Each one of us is constantly interacting with our environment, however we remain unconscious of the sound generated by our interactions within the environment. We began studying the material responses generated from interactions in our day to day lives. We started with a wooden table and studied its internal response and the way sound propagated within the material.
We decided to convert our study into an installation for MusicTechSundays session based on Acoustic Signatures to demonstrate the Material Signatures.
We have categorised this installation in four parts
To Start with we are analysing the sound made by the response of wooden table to your five hand movement gesture1
Our aim was to study the feedback created by our various interactions with the materials. We found that using the material properties of wood, synthesising sound; results are sometimes non-intuitive as materials respond differently to different interactions, internal vibrations passing within the material differ from vibrations emitted in the air around it.Also the speed of sound within the material adds the unique aspect.
At the same time it opens up new horizons for the performer, who can explore the physical world further and start perceiving new sounds in a way as he or she interacts with their immediate environment.
The chemical composition of wood varies from species to species, but is approximately 50% carbon, 42% oxygen, 6% hydrogen, 1% nitrogen, and 1% other elements (mainly calcium, potassium, sodium, magnesium, iron, and manganese) by weight.
Using the Chemical data of wood2 and sensors we can translate the internal vibrations of the material
We used a Semi – Sensors based algorithm to recognise both, the kind of gesture and response generated by the material.
The data was then passed to Atom. Here Atom works with the composition of the material and response data.

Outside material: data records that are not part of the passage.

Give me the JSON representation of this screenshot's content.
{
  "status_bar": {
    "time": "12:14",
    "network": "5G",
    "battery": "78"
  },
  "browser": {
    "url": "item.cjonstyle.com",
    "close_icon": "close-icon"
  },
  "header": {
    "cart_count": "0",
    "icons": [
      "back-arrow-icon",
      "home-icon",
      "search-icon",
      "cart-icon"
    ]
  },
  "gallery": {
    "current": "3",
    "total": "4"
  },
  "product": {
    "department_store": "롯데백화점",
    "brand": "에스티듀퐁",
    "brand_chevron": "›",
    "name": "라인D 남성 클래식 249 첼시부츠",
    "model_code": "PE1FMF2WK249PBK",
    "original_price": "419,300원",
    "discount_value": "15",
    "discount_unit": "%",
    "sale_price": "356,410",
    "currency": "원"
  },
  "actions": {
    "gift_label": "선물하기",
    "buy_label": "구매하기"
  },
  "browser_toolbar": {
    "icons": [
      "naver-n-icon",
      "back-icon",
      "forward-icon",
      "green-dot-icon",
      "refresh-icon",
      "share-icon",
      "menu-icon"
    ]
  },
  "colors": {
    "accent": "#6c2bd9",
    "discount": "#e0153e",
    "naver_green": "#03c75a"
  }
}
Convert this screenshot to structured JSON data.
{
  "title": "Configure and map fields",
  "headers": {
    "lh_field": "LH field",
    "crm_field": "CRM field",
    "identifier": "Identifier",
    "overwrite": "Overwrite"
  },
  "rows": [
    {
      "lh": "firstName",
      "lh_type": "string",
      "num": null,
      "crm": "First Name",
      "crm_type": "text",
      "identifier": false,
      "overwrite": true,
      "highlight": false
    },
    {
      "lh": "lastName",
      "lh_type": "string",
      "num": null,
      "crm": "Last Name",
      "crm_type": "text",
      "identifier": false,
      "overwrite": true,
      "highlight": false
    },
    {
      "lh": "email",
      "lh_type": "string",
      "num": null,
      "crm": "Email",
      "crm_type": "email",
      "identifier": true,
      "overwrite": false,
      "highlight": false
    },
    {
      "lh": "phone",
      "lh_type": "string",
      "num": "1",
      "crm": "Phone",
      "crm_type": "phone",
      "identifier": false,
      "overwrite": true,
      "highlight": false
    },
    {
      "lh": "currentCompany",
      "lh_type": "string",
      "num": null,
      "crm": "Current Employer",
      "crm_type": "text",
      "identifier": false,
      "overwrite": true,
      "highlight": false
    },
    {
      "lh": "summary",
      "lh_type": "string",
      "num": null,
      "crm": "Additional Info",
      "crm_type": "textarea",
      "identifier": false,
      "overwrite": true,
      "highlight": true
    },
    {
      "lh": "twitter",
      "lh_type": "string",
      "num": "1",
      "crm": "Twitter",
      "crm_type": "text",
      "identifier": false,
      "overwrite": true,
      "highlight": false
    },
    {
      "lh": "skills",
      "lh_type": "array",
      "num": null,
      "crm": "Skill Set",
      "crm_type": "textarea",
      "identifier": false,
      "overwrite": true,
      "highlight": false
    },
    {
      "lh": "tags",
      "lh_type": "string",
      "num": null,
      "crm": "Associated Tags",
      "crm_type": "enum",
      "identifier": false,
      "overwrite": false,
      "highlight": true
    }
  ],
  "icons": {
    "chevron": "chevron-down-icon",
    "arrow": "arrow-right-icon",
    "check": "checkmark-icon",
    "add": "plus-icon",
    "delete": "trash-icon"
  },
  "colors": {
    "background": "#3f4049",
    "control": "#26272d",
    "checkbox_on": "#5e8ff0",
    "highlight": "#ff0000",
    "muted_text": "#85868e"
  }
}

When an object is struck, the energy of impact causes deformations to propagate
through the body, causing its outer surfaces to vibrate and emit sound waves. The resulting sound field propagates through and also interacts with the environment before reaching the ear where it is sensed. Real sounds therefore provides an important ‘‘image’’ of various physical attributes of the object, its environment, and the impact event, including the force of the impact, the material composition of the object, its shape and size, the place of impact on the object, and finally the location and environment of the object.